There’s an unspoken energy that comes with the changing of the season. And while talk of Spring cleaning seems to be popular at this time of year, we at Sageborn want to encourage you to really lean into it and embrace a decluttering mindset.
Research has proven there is a direct correlation between our environments and our minds. This means that the spaces we spend the most time in have the potential to affect the way we think, for better or for worse. Living and working in spaces that feel minimal and clean verses places with a lot of clutter makes a big difference in not only productivity and creativity, but our inner peace as well.
As a result of successfully cleaning and organizing the space around us, there comes a sense of accomplishment that makes us want to do it again.
According to an article published by Psychology Today, decluttering the space around you actually has the power to boost confidence and energy. The reason is because decluttering makes us engage in mental processes that help with decision making and therefore strengthen that part of the brain. As a result of successfully cleaning and organizing the space around us, there comes a sense of accomplishment that makes us want to do it again. That’s where the familiar “cleaning mood” comes into play.
Another incredible benefit of decluttering the spaces around us is that it will significantly increase productivity and creativity. As many of us may have experienced before, it’s challenging to focus when there’s a lot in front of us. Working and living in spaces that are cluttered makes it hard for our brains to concentrate on one thing because there's too much stimuli. Multitasking, even at our best, means we’re still not giving our full attention and thus not as productive as we would like to be. When we declutter the spaces where we work and live in, we’re able to be intentional about what we’re choosing to focus on and thus our highest priorities are getting done. This also allows for more creative juices to flow because other distractions are not taking up our mental energy.
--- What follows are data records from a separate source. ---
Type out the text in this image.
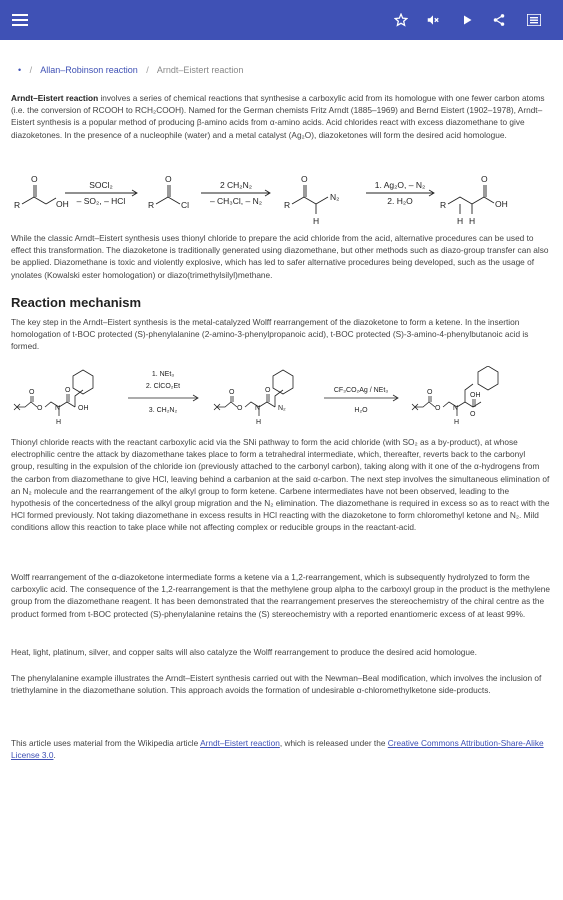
• / Allan–Robinson reaction / Arndt–Eistert reaction
Arndt–Eistert reaction involves a series of chemical reactions that synthesise a carboxylic acid from its homologue with one fewer carbon atoms (i.e. the conversion of RCOOH to RCH₂COOH). Named for the German chemists Fritz Arndt (1885–1969) and Bernd Eistert (1902–1978), Arndt–Eistert synthesis is a popular method of producing β-amino acids from α-amino acids. Acid chlorides react with excess diazomethane to give diazoketones. In the presence of a nucleophile (water) and a metal catalyst (Ag₂O), diazoketones will form the desired acid homologue.
R
O
OH
SOCl₂
– SO₂, – HCl	R
O
Cl
2 CH₂N₂
– CH₃Cl, – N₂	R
O
N₂
H
1. Ag₂O, – N₂
2. H₂O	R
H H
O
OH
While the classic Arndt–Eistert synthesis uses thionyl chloride to prepare the acid chloride from the acid, alternative procedures can be used to effect this transformation. The diazoketone is traditionally generated using diazomethane, but other methods such as diazo-group transfer can also be applied. Diazomethane is toxic and violently explosive, which has led to safer alternative procedures being developed, such as the usage of ynolates (Kowalski ester homologation) or diazo(trimethylsilyl)methane.
Reaction mechanism
The key step in the Arndt–Eistert synthesis is the metal-catalyzed Wolff rearrangement of the diazoketone to form a ketene. In the insertion homologation of t-BOC protected (S)-phenylalanine (2-amino-3-phenylpropanoic acid), t-BOC protected (S)-3-amino-4-phenylbutanoic acid is formed.
O
O N
H
O
OH
1. NEt₃
2. ClCO₂Et
3. CH₂N₂
O
O N
H
O
N₂
CF₃CO₂Ag / NEt₃
H₂O
O
O N
H
OH
O
Thionyl chloride reacts with the reactant carboxylic acid via the SNi pathway to form the acid chloride (with SO₂ as a by-product), at whose electrophilic centre the attack by diazomethane takes place to form a tetrahedral intermediate, which, thereafter, reverts back to the carbonyl group, resulting in the expulsion of the chloride ion (previously attached to the carbonyl carbon), taking along with it one of the α-hydrogens from the carbon from diazomethane to give HCl, leaving behind a carbanion at the said α-carbon. The next step involves the simultaneous elimination of an N₂ molecule and the rearrangement of the alkyl group to form ketene. Carbene intermediates have not been observed, leading to the hypothesis of the concertedness of the alkyl group migration and the N₂ elimination. The diazomethane is required in excess so as to react with the HCl formed previously. Not taking diazomethane in excess results in HCl reacting with the diazoketone to form chloromethyl ketone and N₂. Mild conditions allow this reaction to take place while not affecting complex or reducible groups in the reactant-acid.
Wolff rearrangement of the α-diazoketone intermediate forms a ketene via a 1,2-rearrangement, which is subsequently hydrolyzed to form the carboxylic acid. The consequence of the 1,2-rearrangement is that the methylene group alpha to the carboxyl group in the product is the methylene group from the diazomethane reagent. It has been demonstrated that the rearrangement preserves the stereochemistry of the chiral centre as the product formed from t-BOC protected (S)-phenylalanine retains the (S) stereochemistry with a reported enantiomeric excess of at least 99%.
Heat, light, platinum, silver, and copper salts will also catalyze the Wolff rearrangement to produce the desired acid homologue.
The phenylalanine example illustrates the Arndt–Eistert synthesis carried out with the Newman–Beal modification, which involves the inclusion of triethylamine in the diazomethane solution. This approach avoids the formation of undesirable α-chloromethylketone side-products.
This article uses material from the Wikipedia article Arndt–Eistert reaction, which is released under the Creative Commons Attribution-Share-Alike License 3.0.
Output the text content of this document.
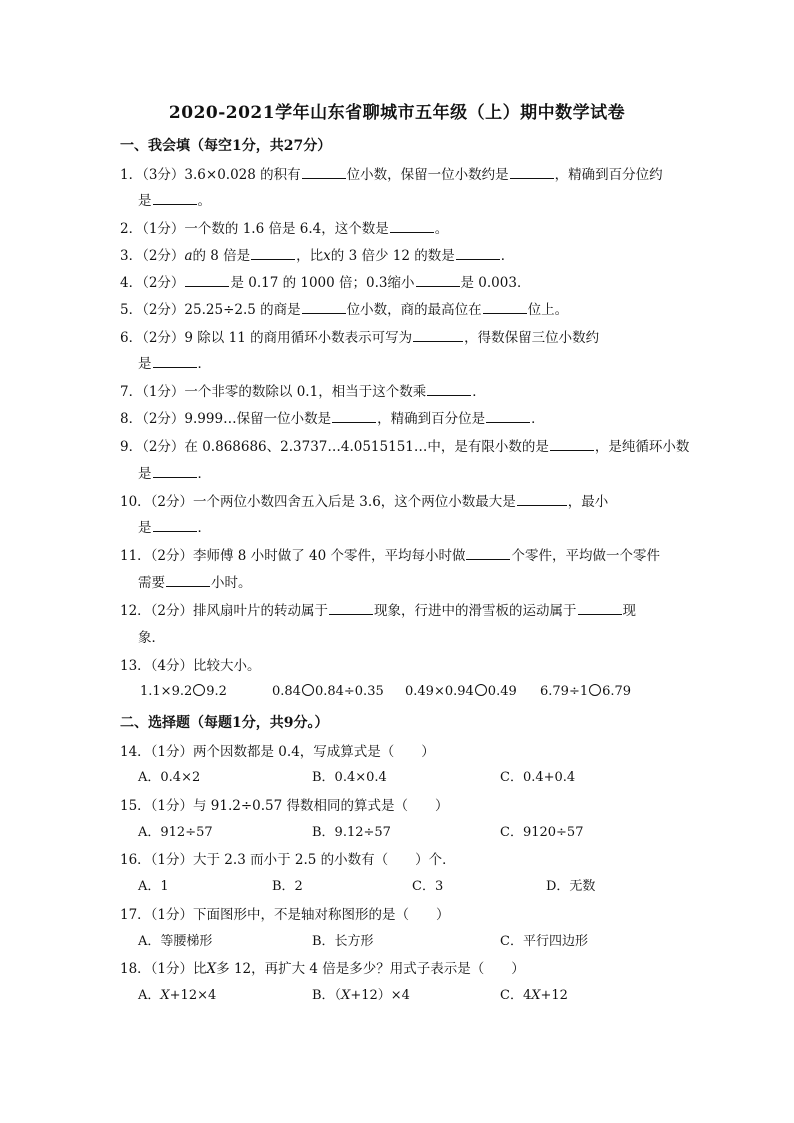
2020-2021学年山东省聊城市五年级（上）期中数学试卷
一、我会填（每空1分，共27分）
1．（3分）3.6×0.028 的积有	位小数，保留一位小数约是	，精确到百分位约
是	。
2．（1分）一个数的 1.6 倍是 6.4，这个数是	。
3．（2分）a的 8 倍是	，比x的 3 倍少 12 的数是	．
4．（2分）	是 0.17 的 1000 倍；0.3缩小	是 0.003．
5．（2分）25.25÷2.5 的商是	位小数，商的最高位在	位上。
6．（2分）9 除以 11 的商用循环小数表示可写为	，得数保留三位小数约
是	．
7．（1分）一个非零的数除以 0.1，相当于这个数乘	．
8．（2分）9.999…保留一位小数是	，精确到百分位是	．
9．（2分）在 0.868686、2.3737…4.0515151…中，是有限小数的是	，是纯循环小数
是	．
10．（2分）一个两位小数四舍五入后是 3.6，这个两位小数最大是	，最小
是	．
11．（2分）李师傅 8 小时做了 40 个零件，平均每小时做	个零件，平均做一个零件
需要	小时。
12．（2分）排风扇叶片的转动属于	现象，行进中的滑雪板的运动属于	现
象．
13．（4分）比较大小。
1.1×9.2 9.2	0.84 0.84÷0.35 0.49×0.94 0.49 6.79÷1 6.79
二、选择题（每题1分，共9分。）
14．（1分）两个因数都是 0.4，写成算式是（　　）
A．0.4×2	B．0.4×0.4	C．0.4+0.4
15．（1分）与 91.2÷0.57 得数相同的算式是（　　）
A．912÷57	B．9.12÷57	C．9120÷57
16．（1分）大于 2.3 而小于 2.5 的小数有（　　）个．
A．1	B．2	C．3	D．无数
17．（1分）下面图形中，不是轴对称图形的是（　　）
A．等腰梯形	B．长方形	C．平行四边形
18．（1分）比X多 12，再扩大 4 倍是多少？用式子表示是（　　）
A．X+12×4	B．（X+12）×4	C．4X+12
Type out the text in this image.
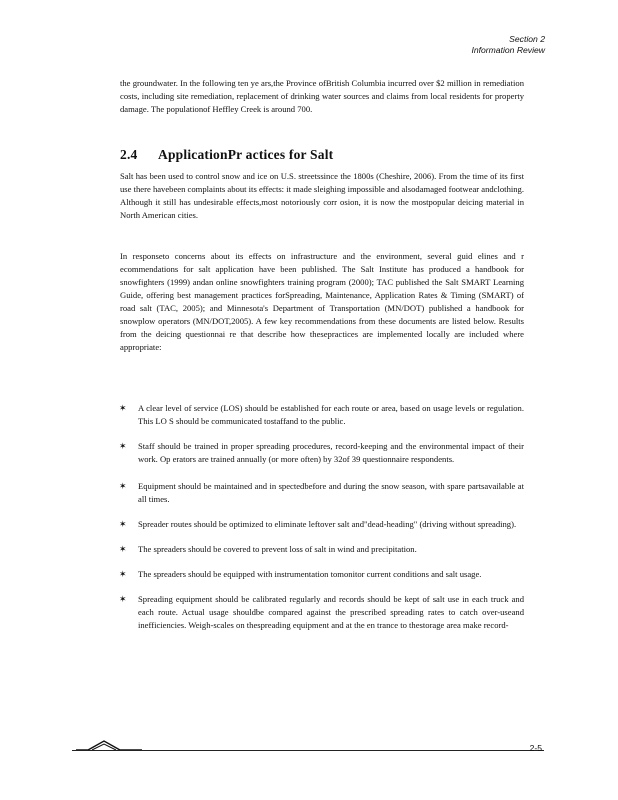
Section 2
Information Review
the groundwater. In the following ten ye ars,the Province ofBritish Columbia incurred over $2 million in remediation costs, including site remediation, replacement of drinking water sources and claims from local residents for property damage. The populationof Heffley Creek is around 700.
2.4 ApplicationPr actices for Salt
Salt has been used to control snow and ice on U.S. streetssince the 1800s (Cheshire, 2006). From the time of its first use there havebeen complaints about its effects: it made sleighing impossible and alsodamaged footwear andclothing. Although it still has undesirable effects,most notoriously corr osion, it is now the mostpopular deicing material in North American cities.
In responseto concerns about its effects on infrastructure and the environment, several guid elines and r ecommendations for salt application have been published. The Salt Institute has produced a handbook for snowfighters (1999) andan online snowfighters training program (2000); TAC published the Salt SMART Learning Guide, offering best management practices forSpreading, Maintenance, Application Rates & Timing (SMART) of road salt (TAC, 2005); and Minnesota's Department of Transportation (MN/DOT) published a handbook for snowplow operators (MN/DOT,2005). A few key recommendations from these documents are listed below. Results from the deicing questionnai re that describe how thesepractices are implemented locally are included where appropriate:
✶ A clear level of service (LOS) should be established for each route or area, based on usage levels or regulation. This LO S should be communicated tostaffand to the public.
✶ Staff should be trained in proper spreading procedures, record-keeping and the environmental impact of their work. Op erators are trained annually (or more often) by 32of 39 questionnaire respondents.
✶ Equipment should be maintained and in spectedbefore and during the snow season, with spare partsavailable at all times.
✶ Spreader routes should be optimized to eliminate leftover salt and"dead-heading" (driving without spreading).
✶ The spreaders should be covered to prevent loss of salt in wind and precipitation.
✶ The spreaders should be equipped with instrumentation tomonitor current conditions and salt usage.
✶ Spreading equipment should be calibrated regularly and records should be kept of salt use in each truck and each route. Actual usage shouldbe compared against the prescribed spreading rates to catch over-useand inefficiencies. Weigh-scales on thespreading equipment and at the en trance to thestorage area make record-
2-5
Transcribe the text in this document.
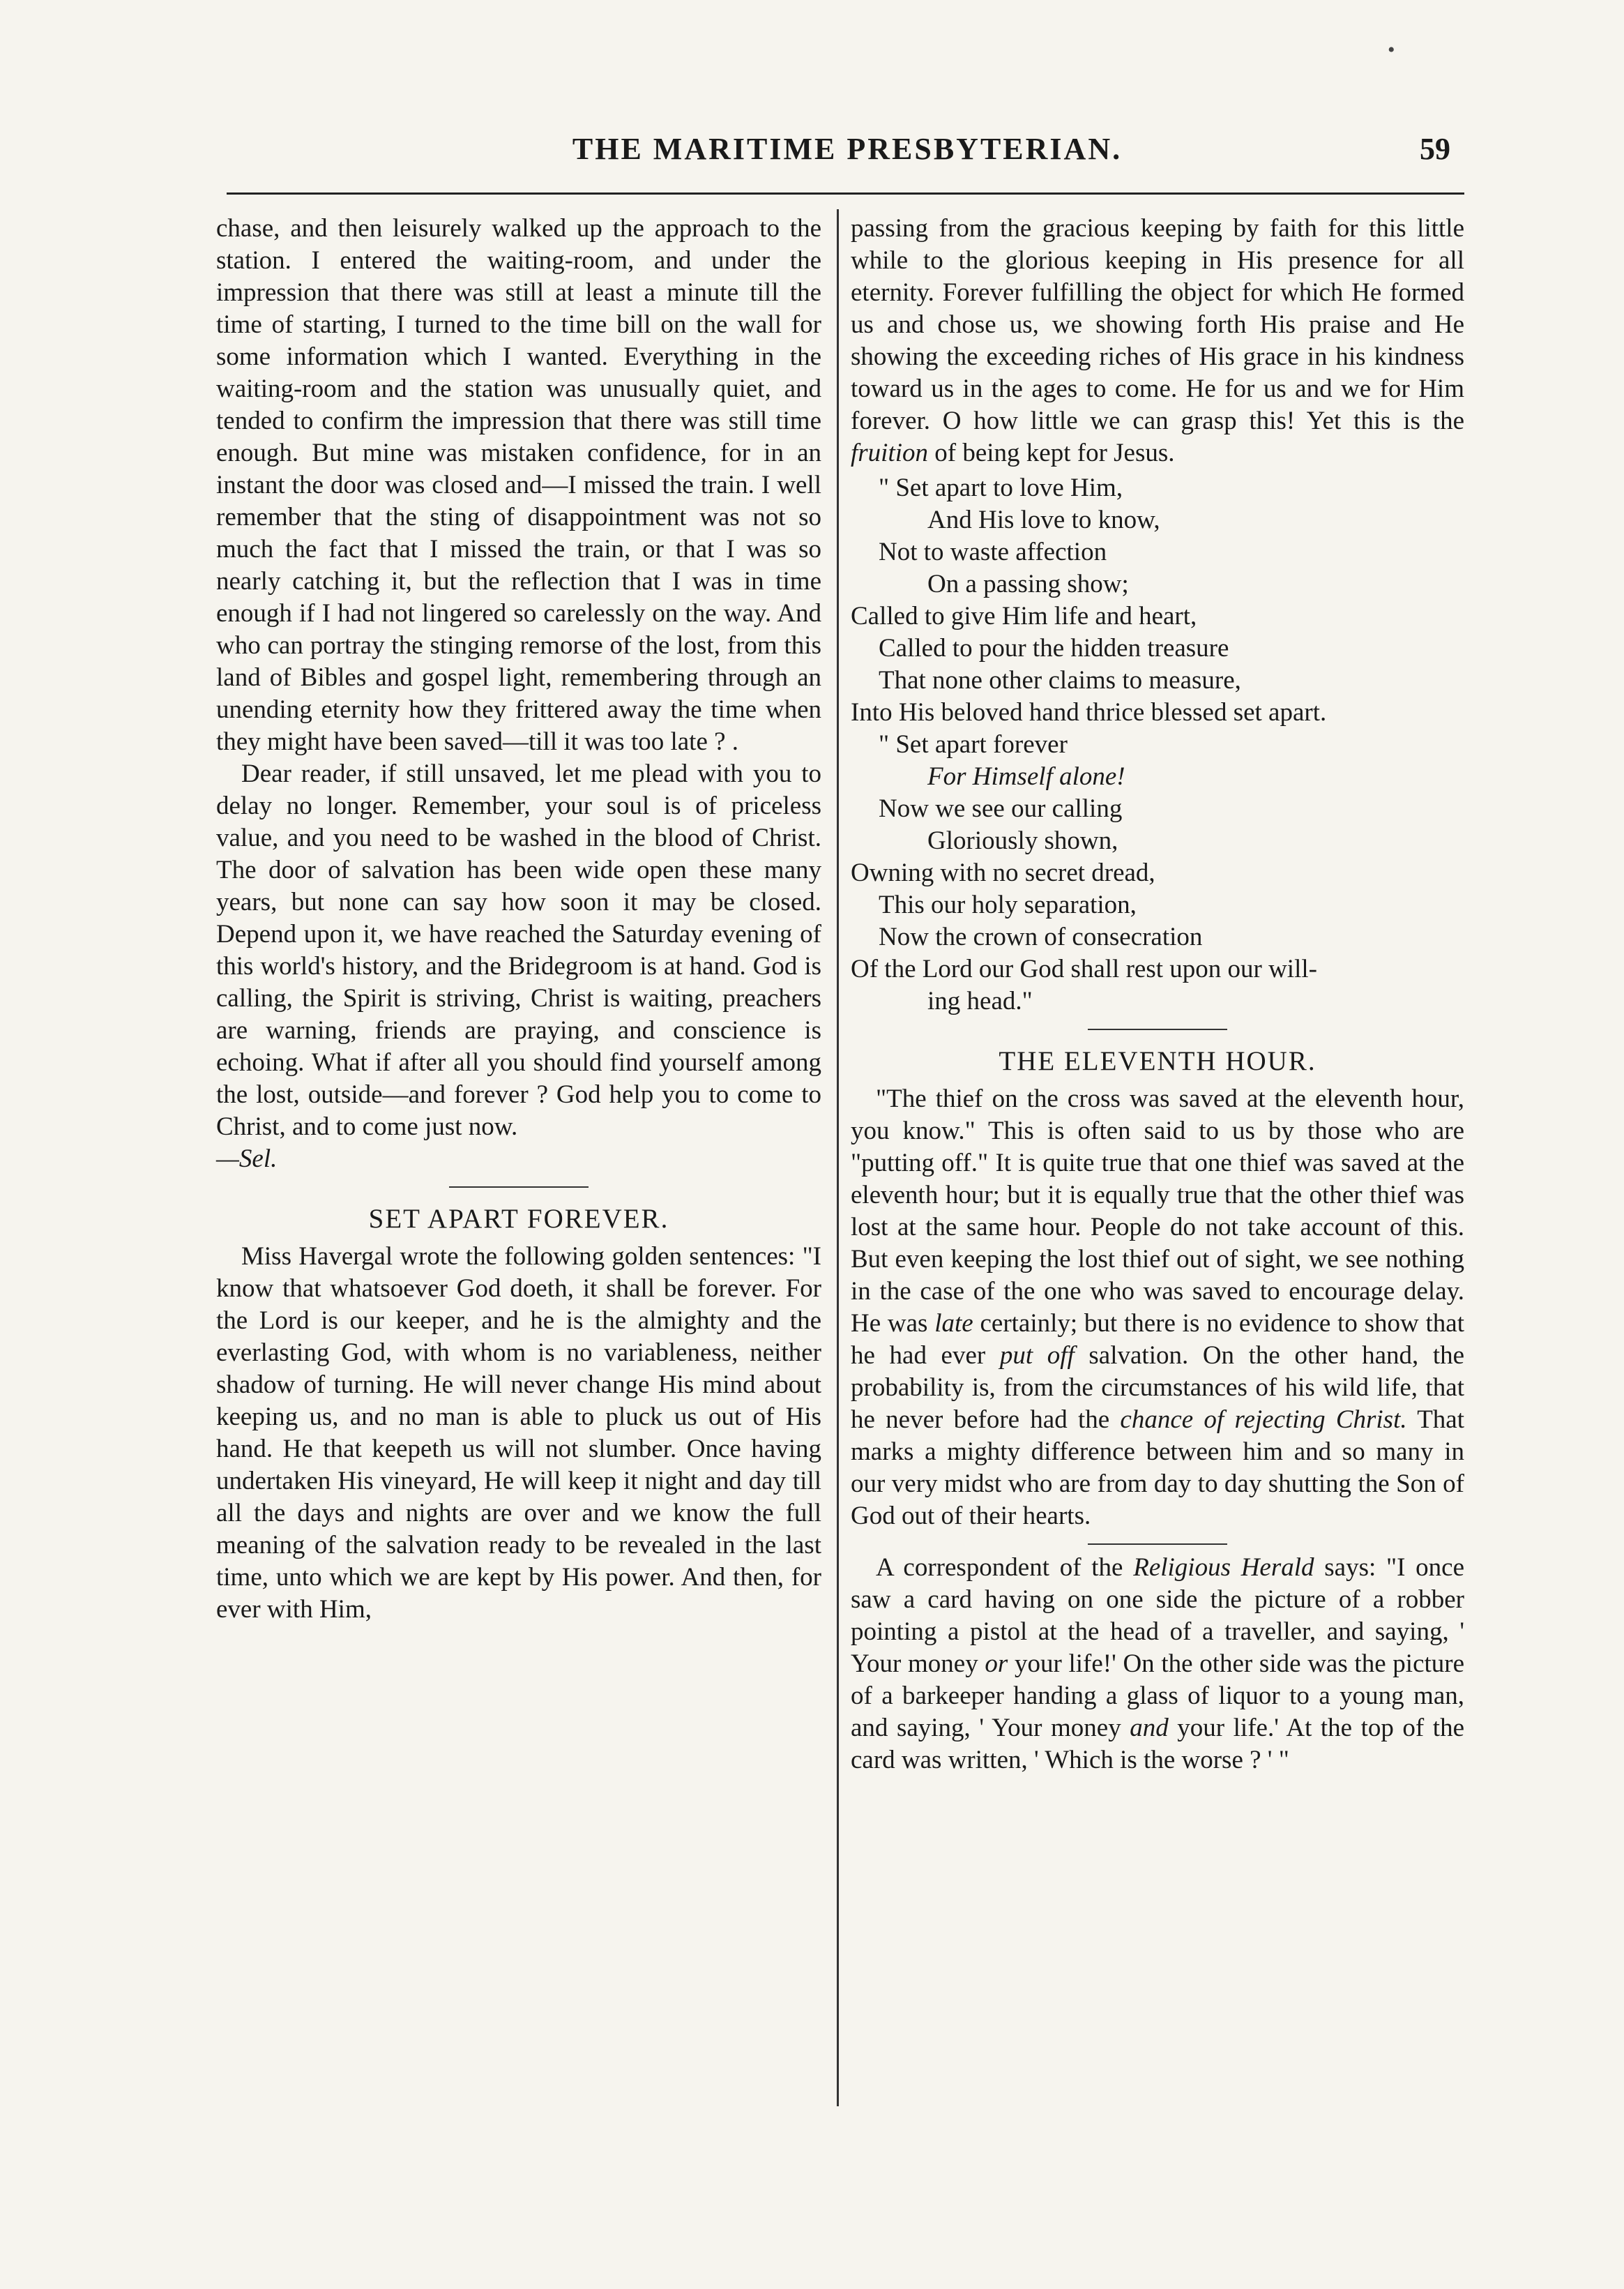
THE MARITIME PRESBYTERIAN.	59
•

chase, and then leisurely walked up the approach to the station. I entered the waiting-room, and under the impression that there was still at least a minute till the time of starting, I turned to the time bill on the wall for some information which I wanted. Everything in the waiting-room and the station was unusually quiet, and tended to confirm the impression that there was still time enough. But mine was mistaken confidence, for in an instant the door was closed and—I missed the train. I well remember that the sting of disappointment was not so much the fact that I missed the train, or that I was so nearly catching it, but the reflection that I was in time enough if I had not lingered so carelessly on the way. And who can portray the stinging remorse of the lost, from this land of Bibles and gospel light, remembering through an unending eternity how they frittered away the time when they might have been saved—till it was too late ? .

Dear reader, if still unsaved, let me plead with you to delay no longer. Remember, your soul is of priceless value, and you need to be washed in the blood of Christ. The door of salvation has been wide open these many years, but none can say how soon it may be closed. Depend upon it, we have reached the Saturday evening of this world's history, and the Bridegroom is at hand. God is calling, the Spirit is striving, Christ is waiting, preachers are warning, friends are praying, and conscience is echoing. What if after all you should find yourself among the lost, outside—and forever ? God help you to come to Christ, and to come just now.
—Sel.

SET APART FOREVER.

Miss Havergal wrote the following golden sentences: "I know that whatsoever God doeth, it shall be forever. For the Lord is our keeper, and he is the almighty and the everlasting God, with whom is no variableness, neither shadow of turning. He will never change His mind about keeping us, and no man is able to pluck us out of His hand. He that keepeth us will not slumber. Once having undertaken His vineyard, He will keep it night and day till all the days and nights are over and we know the full meaning of the salvation ready to be revealed in the last time, unto which we are kept by His power. And then, for ever with Him,

passing from the gracious keeping by faith for this little while to the glorious keeping in His presence for all eternity. Forever fulfilling the object for which He formed us and chose us, we showing forth His praise and He showing the exceeding riches of His grace in his kindness toward us in the ages to come. He for us and we for Him forever. O how little we can grasp this! Yet this is the fruition of being kept for Jesus.

" Set apart to love Him,
And His love to know,
Not to waste affection
On a passing show;
Called to give Him life and heart,
Called to pour the hidden treasure
That none other claims to measure,
Into His beloved hand thrice blessed set apart.
" Set apart forever
For Himself alone!
Now we see our calling
Gloriously shown,
Owning with no secret dread,
This our holy separation,
Now the crown of consecration
Of the Lord our God shall rest upon our will-
ing head."
THE ELEVENTH HOUR.

"The thief on the cross was saved at the eleventh hour, you know." This is often said to us by those who are "putting off." It is quite true that one thief was saved at the eleventh hour; but it is equally true that the other thief was lost at the same hour. People do not take account of this. But even keeping the lost thief out of sight, we see nothing in the case of the one who was saved to encourage delay. He was late certainly; but there is no evidence to show that he had ever put off salvation. On the other hand, the probability is, from the circumstances of his wild life, that he never before had the chance of rejecting Christ. That marks a mighty difference between him and so many in our very midst who are from day to day shutting the Son of God out of their hearts.

A correspondent of the Religious Herald says: "I once saw a card having on one side the picture of a robber pointing a pistol at the head of a traveller, and saying, ' Your money or your life!' On the other side was the picture of a barkeeper handing a glass of liquor to a young man, and saying, ' Your money and your life.' At the top of the card was written, ' Which is the worse ? ' "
In a sense, decluttering is like giving your mind a breath of fresh air; outer order, inner calm is a way of thinking about it.
When there’s clutter around us, our minds don’t get a chance to rest and we become subject to stress which makes it harder to fall asleep and stay asleep.
Along those same lines, mental stimulation caused by clutter can also have a major effect on our sleep. Whether it’s conscious or unconscious, cluttered spaces make the mind work a little harder through the mental stimulation we discussed earlier. Similarly to how we prepare our bodies for sleeping (brushing our teeth, reading or relaxing), our minds need that same rest before falling asleep. When there’s clutter around us, our minds don’t get a chance to rest and we become subject to stress which makes it harder to fall asleep and stay asleep.
So where do we begin?
While we know decluttering can certainly be overwhelming at times and hard to know where to start, we want to give you some tangible ways that will begin the process of decluttering, knowing it’s perfectly okay to take it slow.
- Think about the spaces in your life that you spend the most time in and start there.
- As you enter that space, pay attention to the things that are necessary to achieving your goals in that space.
- If they don’t serve a purpose, try relocating them somewhere where they do. If you can’t find a place, consider donating the item or throwing it away.